Meaningful Math: How Experimental-Based Curriculum Impacts Social Change
- Oyemolade Osibodu
- Ph.D. student
- Program in Mathematics Education
- College of Natural Science and College of Education
Oyemolade Osibodu's commitment to community-engaged scholarship has grown stronger during her time at MSU. Photo courtesy of Oyemolade Osibodu.
Many people like math because they think it is straightforward. Numbers either add up or they don't. Oyemolade Osibodu, a doctoral student in the Program in Mathematics Education (PRIME), has a different perspective. Her goal is to teach math in qualitative or contextual terms, giving students the skills to investigate or understand issues that are affected by quantification, a method often used as a hallmark of administrative power and control.
PRIME, which is jointly administered by the Colleges of Natural Science and Education, is a Ph.D. program geared toward scholars, teachers, and students seeking to understand and improve the teaching and learning of mathematics. Osibodu entered the program in 2015. Currently in the dissertation planning stage, she has been mulling over her growing portfolio to determine what comes next.
Leaving her native Nigeria when she was 16, Osibodu flew to Tennessee to attend the University of Memphis. She received a degree in electrical engineering and mathematical sciences, and worked as an electrical engineer in Little Rock, Arkansas. She then pursued a master's in applied math at the University of Central Arkansas and a Ph.D. at the University of Georgia.
"I had started a Ph.D. at the University of Georgia when I got the opportunity to teach at the African Leadership Academy in Johannesburg, South Africa. I'd been in the U.S. for eight years, and gone home only twice. I definitely felt like I was losing touch with what I was trying to do," Osibodu said.
"I think that being at the African Leadership Academy reshaped my identity in ways that are just so powerful—it was the best five years of my life.
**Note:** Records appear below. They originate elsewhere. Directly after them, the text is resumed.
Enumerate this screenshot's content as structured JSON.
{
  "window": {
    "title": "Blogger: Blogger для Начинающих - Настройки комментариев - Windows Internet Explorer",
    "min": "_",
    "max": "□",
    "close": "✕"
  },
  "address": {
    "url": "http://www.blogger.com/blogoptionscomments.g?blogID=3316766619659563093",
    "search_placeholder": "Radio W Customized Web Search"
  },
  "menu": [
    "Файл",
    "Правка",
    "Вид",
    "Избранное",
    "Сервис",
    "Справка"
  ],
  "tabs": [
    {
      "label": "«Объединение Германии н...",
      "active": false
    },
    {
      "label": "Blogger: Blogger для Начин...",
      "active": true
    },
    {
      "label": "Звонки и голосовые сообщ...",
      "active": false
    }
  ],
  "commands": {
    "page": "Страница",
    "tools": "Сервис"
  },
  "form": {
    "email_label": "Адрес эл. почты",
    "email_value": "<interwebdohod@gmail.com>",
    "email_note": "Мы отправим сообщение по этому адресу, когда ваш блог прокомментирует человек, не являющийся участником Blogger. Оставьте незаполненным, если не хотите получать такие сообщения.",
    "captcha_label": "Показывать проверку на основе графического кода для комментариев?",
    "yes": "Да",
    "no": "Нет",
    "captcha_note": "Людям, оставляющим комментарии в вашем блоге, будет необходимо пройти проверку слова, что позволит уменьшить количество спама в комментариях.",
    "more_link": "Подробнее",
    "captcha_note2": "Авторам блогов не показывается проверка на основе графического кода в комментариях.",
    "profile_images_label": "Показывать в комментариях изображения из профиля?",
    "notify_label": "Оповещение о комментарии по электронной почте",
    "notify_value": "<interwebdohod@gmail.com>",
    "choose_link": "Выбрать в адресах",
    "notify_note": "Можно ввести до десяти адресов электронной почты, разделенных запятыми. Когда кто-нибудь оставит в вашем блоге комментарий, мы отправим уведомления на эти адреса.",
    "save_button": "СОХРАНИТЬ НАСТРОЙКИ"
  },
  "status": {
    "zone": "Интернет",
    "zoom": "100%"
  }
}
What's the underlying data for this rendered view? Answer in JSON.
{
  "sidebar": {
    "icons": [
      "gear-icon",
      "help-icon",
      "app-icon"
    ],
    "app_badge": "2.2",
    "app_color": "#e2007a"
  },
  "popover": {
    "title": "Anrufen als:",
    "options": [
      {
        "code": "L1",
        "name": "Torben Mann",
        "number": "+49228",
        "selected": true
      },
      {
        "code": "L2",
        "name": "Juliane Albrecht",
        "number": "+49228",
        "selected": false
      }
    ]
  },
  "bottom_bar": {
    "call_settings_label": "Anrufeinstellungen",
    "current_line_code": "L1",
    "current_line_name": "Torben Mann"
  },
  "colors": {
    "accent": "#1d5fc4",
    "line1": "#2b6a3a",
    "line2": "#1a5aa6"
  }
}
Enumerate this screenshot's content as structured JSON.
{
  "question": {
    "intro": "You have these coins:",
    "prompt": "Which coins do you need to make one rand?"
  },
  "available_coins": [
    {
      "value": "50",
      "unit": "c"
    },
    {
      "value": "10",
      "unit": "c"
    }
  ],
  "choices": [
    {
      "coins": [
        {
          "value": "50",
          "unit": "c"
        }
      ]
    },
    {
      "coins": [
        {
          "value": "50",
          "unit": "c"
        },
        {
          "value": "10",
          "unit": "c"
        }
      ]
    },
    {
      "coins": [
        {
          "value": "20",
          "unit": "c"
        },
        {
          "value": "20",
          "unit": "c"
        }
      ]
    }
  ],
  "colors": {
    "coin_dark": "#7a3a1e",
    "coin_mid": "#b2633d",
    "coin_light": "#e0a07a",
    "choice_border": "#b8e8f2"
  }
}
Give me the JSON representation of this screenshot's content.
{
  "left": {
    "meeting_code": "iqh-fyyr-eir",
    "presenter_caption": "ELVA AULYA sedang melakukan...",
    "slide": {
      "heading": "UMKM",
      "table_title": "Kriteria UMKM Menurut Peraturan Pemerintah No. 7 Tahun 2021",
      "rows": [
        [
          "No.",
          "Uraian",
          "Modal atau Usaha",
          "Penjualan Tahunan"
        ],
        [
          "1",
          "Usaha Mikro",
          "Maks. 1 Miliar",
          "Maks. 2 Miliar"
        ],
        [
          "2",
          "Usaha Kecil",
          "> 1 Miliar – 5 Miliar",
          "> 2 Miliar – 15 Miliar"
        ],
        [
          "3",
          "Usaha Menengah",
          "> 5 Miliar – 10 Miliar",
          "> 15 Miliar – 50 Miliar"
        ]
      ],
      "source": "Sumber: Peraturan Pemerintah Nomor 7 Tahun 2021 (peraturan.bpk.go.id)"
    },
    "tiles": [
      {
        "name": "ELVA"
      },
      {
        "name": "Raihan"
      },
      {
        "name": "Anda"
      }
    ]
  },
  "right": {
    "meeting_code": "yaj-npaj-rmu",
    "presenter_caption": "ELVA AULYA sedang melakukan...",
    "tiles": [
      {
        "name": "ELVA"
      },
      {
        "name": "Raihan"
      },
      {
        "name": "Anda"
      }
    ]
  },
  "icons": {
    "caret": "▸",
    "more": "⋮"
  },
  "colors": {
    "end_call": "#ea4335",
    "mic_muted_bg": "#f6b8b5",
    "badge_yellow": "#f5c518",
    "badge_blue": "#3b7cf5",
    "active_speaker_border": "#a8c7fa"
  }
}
It was the best decision I've ever made, because before that I didn't have this sense of purpose, especially as it related to the African continent," said Osibodu. "I met people from Madagascar, Cape Verde, and places all across Africa. I want to use my dissertation research to bring in voices of Africans, whether I'm working with African communities in the U.S. or on the continent."
Influenced by Martin Luther King, Jr., and Desmond Tutu, Osibodu believes, as King wrote, that "injustice anywhere is a threat to justice everywhere."[1] Integrating math education with social justice issues in a teaching curriculum can introduce students to critical thinking tools. "It's really important for me to craft research with youth, where I'm not just extracting information but where their voices are centered—and even in this space they are learning," she said.
One example of that work comes from a summer course Osibodu taught two years ago that dealt with qualitative literacy.
"Many of them had student loans. Bringing in the economics and finance, we taught them what it means when you get a loan, how to think about 20 or 30 years of interest on the loan, and what it means for their future. Then, we discussed predatory lending just to put things in context. That's when you can think about math in relation to social justice or social issues," said Osibodu.
Oyemolade Osibodu (center) works with attendees at a conference hosted by the Connected Mathematics Project (CMP).
"Then we talked about all of that in relation to putting those numbers into world wealth—thinking about how less than one percent of the population in the world holds the wealth—what does that mean?"
Osibodu found the course feedback and reviews encouraging. "We had a lot of comments that said they felt like they actually learned something that was meaningful for their lives, and they now had a better understanding of what these things, like student loans, mean to them."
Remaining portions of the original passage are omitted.